I haven’t come around to actually using the E3D yet, though i did some extruder designs for it. The Prusa hotend will very likely remain unused till the end of time 🙂

2 Comments

  1. Hi Mate,

    I’m considering building an Ultimaker-themed printer – with aluminum extrusion frame, 300×200 heated bed, a bowden extrude, 1.75mm filament aimed primarily at ABS printing.

    I’m considering closing the sides to make it into a heat chamber and leaving the top open. A crossflow fan is to provide an aircurtain both to trap the heat inside and to cool the hot/cold end. I plan to have no fans other than a crossflow fan.

    I’m also quite afraid of fire hazards so I’m trying to find a design with as much metal and as little plastic close to the hotend as possible.

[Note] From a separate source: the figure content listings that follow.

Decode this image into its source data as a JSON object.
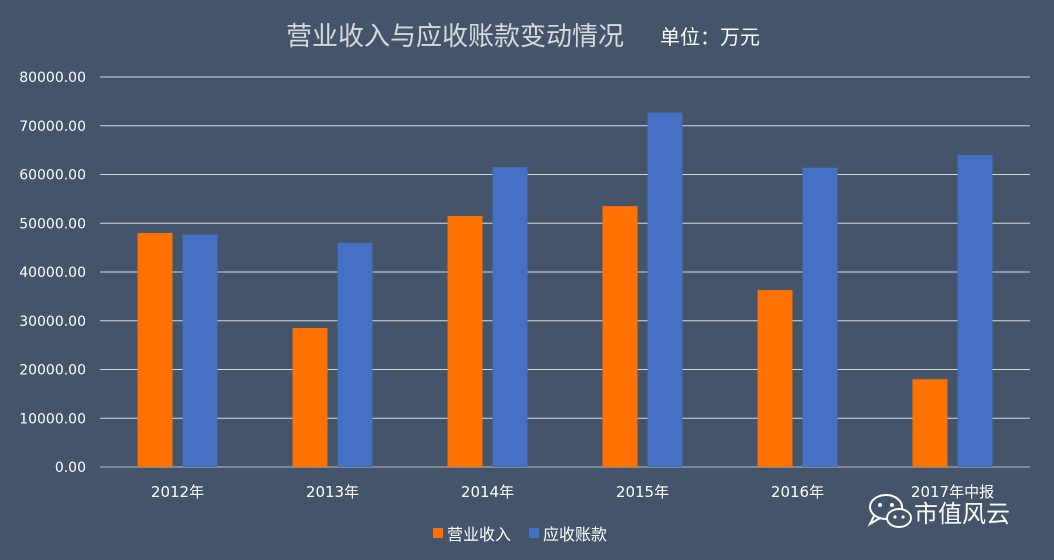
{
  "chart_data": {
    "type": "bar",
    "title": "营业收入与应收账款变动情况",
    "unit_label": "单位：万元",
    "categories": [
      "2012年",
      "2013年",
      "2014年",
      "2015年",
      "2016年",
      "2017年中报"
    ],
    "series": [
      {
        "name": "营业收入",
        "color": "#ff7100",
        "values": [
          48000,
          28500,
          51500,
          53500,
          36300,
          18000
        ]
      },
      {
        "name": "应收账款",
        "color": "#4471c4",
        "values": [
          47700,
          46000,
          61500,
          72700,
          61400,
          64000
        ]
      }
    ],
    "ylim": [
      0,
      80000
    ],
    "yticks": [
      "0.00",
      "10000.00",
      "20000.00",
      "30000.00",
      "40000.00",
      "50000.00",
      "60000.00",
      "70000.00",
      "80000.00"
    ],
    "grid": true,
    "legend_position": "bottom"
  },
  "watermark": {
    "text": "市值风云",
    "icon": "wechat-icon"
  }
}
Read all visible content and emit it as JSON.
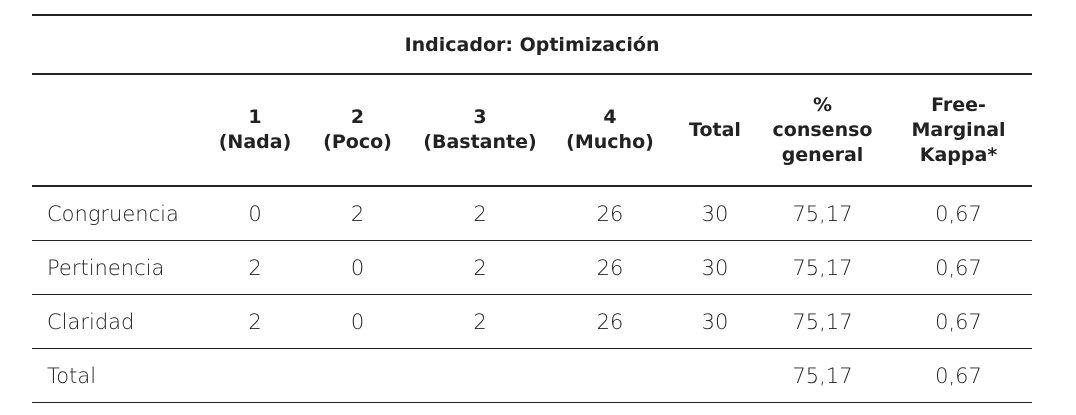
{
  "table": {
    "title": "Indicador: Optimización",
    "header": [
      [
        "1",
        "(Nada)"
      ],
      [
        "2",
        "(Poco)"
      ],
      [
        "3",
        "(Bastante)"
      ],
      [
        "4",
        "(Mucho)"
      ],
      [
        "Total"
      ],
      [
        "%",
        "consenso",
        "general"
      ],
      [
        "Free-",
        "Marginal",
        "Kappa*"
      ]
    ],
    "rows": [
      [
        "Congruencia",
        "0",
        "2",
        "2",
        "26",
        "30",
        "75,17",
        "0,67"
      ],
      [
        "Pertinencia",
        "2",
        "0",
        "2",
        "26",
        "30",
        "75,17",
        "0,67"
      ],
      [
        "Claridad",
        "2",
        "0",
        "2",
        "26",
        "30",
        "75,17",
        "0,67"
      ]
    ],
    "total": {
      "label": "Total",
      "consenso": "75,17",
      "kappa": "0,67"
    }
  }
}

    Could I ask for an advice on strengthes/weaknesses of the hot ends that you have tried? These merlin hotends they are produced ready made somewhere right? (I’m extremely scared of the prospect of RTD/thermistor falling off the hot end btw..) The hotends where PTFE doesn’t go all the way to heat block don’t really work do they? Why do you use hexagon?

    Thx!

  2. bmarl

    2016-02-22 at 19:57

    My experience with different hotends is quite limited since i created the Merlin out of desperation because no good hotends were available to me at that time. Apart from the Merlin it was basically only the Hexagon that i used to any noticable degree. Like the old E3D the Hexagon is a full metal hotend, created to allow printing temperatures in the range >260°C. Full metal has the disadvantage of posing problems with materials like PLA or sometimes PETG that stick very good to polished metal. In your case it should make no difference since ABS works fine with hotends that use either PTFE or are full metal.
    Afaik by far the most hotends come unassembled, i know this to be the case for the E3D, the Merlin and the Hexagon. You need to follow procedure to the letter to make them work correctly since even small deviations can make the difference between success and total failure.
    As far as the mounting of the thermistor goes, yes it needs to be done properly to avoid dangerous mistakes. E3D solves this by screwing it to the heater block, i prefer to glue it in with high temperature cement, something like this:
    http://www.amazon.de/gp/product/B005LD0H8G?psc=1&redirect=true&ref_=oh_aui_detailpage_o03_s00
    The reason why i prefer to glue is simple, if you make any small mistake when screwing it in, or mounting it in any “hard” mechanical way, it can be damaged easily and finding and solving thermistor errors have cost me many days over the years. Glueing them in creates less stress.
    Regarding fire hazard, one step i do is using a high temperature silicone sleave over the heater block. It reduces the risk of burned fingers etc. and can hold a runaway heater for that bit of time longer it takes you to take action. I am currently redesigning my extruder so the parts close to the heater block are made of polycarbonate, which is usually not flamable. I have yet to have any hotend catch fire though, this is just a precaution, not something born out of neccesity.
    For your purpose all three hotends mentioned should do the job just fine.
    The reason for using the Hexagon is easy, it was given to me for testing and since it worked i used it 🙂

    Some words on your printer housing. I fear you will discover that the crossflow will not be enough to keep the heat in. A lso you need less temperature than you mught expect, for me 50°C do the trick easily, often enough 30°C – 40°C are sufficient as well, depending on the size of the object and the exact material. In general modern ABS filament is much easier to print than the stuff from three or more years ago.